Por último “Dir Aguilón” trata un tema clásico del kibutz: ¿Qué debe hacer una sociedad igualitaria con importantes regalos de parientes ricos del exterior? Aquí, un tío enriquecido en Italia, ofrece a su sobrino, un joven que recientemente terminó su servicio militar, que haga la carrera de ingeniero mecánico en Italia con todos los gastos a su cargo. La madre del joven, que es viuda, está dispuesta a dar una gran batalla para que el kibutz, generalmente opuesto a esta clase de donativos, acepte la propuesta. Pero sabe que no tiene demasiadas chances porque entre otros motivos los compañeros del kibutz recuerdan con disgusto que el generoso tío de Italia fue miembro del kibutz, lo abandonó y se fue del país para hacer una fortuna en el extranjero. En el kibutz se manejan toda clase de fórmulas para encarar el tema del futuro del joven, pero él mismo no lo tiene claro… y el autor respeta la incertidumbre de su personaje.

 

En muchos de los cuentos aparece un personaje que a su modo es el representante de la opinión pública del kibutz. Es el rey de los chismosos y de los chistosos y tiene un grupo de seguidores que siempre se sientan en su mesa.
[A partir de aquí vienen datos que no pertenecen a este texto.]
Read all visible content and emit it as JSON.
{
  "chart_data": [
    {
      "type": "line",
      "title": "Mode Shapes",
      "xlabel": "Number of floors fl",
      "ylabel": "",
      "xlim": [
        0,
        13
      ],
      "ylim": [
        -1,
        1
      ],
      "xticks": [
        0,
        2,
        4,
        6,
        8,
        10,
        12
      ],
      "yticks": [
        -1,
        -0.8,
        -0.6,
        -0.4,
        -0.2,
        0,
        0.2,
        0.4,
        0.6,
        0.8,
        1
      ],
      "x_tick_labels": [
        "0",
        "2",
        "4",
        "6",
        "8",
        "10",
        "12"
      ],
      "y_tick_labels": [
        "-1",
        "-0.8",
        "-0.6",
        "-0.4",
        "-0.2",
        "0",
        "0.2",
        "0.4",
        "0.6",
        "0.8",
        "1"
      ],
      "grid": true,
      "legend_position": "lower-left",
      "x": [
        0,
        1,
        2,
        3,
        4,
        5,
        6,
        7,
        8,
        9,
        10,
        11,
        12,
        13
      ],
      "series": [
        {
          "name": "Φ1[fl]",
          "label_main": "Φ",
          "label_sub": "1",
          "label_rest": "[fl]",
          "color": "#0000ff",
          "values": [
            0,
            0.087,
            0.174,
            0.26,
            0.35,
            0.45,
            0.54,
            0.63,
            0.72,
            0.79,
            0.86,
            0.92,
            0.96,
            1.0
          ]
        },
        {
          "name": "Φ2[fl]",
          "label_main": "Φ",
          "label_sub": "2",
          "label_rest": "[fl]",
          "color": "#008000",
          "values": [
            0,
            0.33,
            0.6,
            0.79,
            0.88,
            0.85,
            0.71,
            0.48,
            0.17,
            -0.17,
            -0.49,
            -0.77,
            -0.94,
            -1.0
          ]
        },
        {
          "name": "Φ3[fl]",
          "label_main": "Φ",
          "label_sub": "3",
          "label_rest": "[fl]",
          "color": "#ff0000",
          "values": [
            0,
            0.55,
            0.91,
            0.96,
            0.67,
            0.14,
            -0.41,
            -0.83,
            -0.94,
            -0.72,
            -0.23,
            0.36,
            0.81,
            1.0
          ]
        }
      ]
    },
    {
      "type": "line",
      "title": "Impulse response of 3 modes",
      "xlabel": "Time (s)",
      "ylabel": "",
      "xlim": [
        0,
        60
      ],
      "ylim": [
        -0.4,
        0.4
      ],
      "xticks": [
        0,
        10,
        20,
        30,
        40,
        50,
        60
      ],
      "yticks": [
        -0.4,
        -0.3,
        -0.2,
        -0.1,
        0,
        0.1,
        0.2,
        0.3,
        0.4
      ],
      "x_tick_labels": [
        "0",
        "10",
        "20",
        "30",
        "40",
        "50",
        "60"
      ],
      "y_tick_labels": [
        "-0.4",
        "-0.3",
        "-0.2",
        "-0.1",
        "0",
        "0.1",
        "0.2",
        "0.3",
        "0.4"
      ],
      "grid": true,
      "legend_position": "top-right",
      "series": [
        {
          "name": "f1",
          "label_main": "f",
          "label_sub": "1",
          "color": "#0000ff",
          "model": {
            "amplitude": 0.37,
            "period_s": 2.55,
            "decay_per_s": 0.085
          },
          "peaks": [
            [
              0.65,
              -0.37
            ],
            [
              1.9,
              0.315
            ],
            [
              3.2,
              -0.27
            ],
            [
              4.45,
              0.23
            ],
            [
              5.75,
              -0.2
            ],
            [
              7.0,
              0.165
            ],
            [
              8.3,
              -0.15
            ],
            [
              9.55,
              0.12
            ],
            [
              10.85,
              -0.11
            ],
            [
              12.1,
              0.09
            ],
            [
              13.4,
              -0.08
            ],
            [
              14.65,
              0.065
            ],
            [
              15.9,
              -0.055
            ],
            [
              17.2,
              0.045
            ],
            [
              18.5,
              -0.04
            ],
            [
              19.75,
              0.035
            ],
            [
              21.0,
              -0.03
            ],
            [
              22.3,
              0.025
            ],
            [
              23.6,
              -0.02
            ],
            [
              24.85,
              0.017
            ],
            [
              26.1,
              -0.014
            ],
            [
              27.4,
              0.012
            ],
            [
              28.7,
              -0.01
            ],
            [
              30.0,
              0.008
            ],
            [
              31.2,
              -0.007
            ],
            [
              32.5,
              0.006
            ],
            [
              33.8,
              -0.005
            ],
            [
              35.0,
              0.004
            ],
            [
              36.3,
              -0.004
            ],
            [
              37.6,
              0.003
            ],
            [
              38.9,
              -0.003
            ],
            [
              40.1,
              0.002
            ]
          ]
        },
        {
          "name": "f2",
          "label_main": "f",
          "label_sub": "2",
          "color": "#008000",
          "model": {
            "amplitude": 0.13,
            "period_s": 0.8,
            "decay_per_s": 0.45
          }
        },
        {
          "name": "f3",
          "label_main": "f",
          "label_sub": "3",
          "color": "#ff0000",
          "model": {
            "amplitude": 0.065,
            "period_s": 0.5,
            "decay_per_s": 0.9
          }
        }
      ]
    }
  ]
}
Sigue con atención y sentido crítico la vida de todos y cada uno de los miembros del colectivo y sus juicios por lo general no suelen ser nada benignos. 

 

Pero en su vida privada ¡ay! no es él quien tiene la voz cantante sino su mujer. Por otra parte, puede tener reacciones sorpresivamente violentas, algo bastante inconveniente para alguien que de alguna manera pretende desempeñar un rol moralizante.

En suma, un fino hilo argumental une a los ocho cuentos y hace sentir al lector cierta vaga complicidad con ese pequeño-gran mundo que Amos Oz nos presenta con una ternura, una ironía y una compasión muy similar a la de Chejov hacia sus personajes.

 

Como Chejov, Oz no juzga y prefiere la sugerencia a las afirmaciones contundentes. Como Chejov, su simpatía por sus personajes no le impide revelar todas sus cualidades, incluyendo las claramente negativas. Como Chejov, sabe plantear con admirable claridad la situación de cada uno de sus seres de ficción en su contexto familiar y social.

Así como Chejov nos familiariza con la Rusia del siglo XIX, Amos Oz nos familiariza con la Israel pionera de las primeras décadas de existencia del Estado de Israel. En un mundo cambiante, el libro tiene un indudable toque de nostalgia. Pero más allá de lo que pueda evocar en quienes conocieron la época, el lugar y los personajes, “Entre amigos” es una joya literaria que por su verdad sicológica y artística tocará a lectores sensibles de los más diversos países y las más variadas culturas.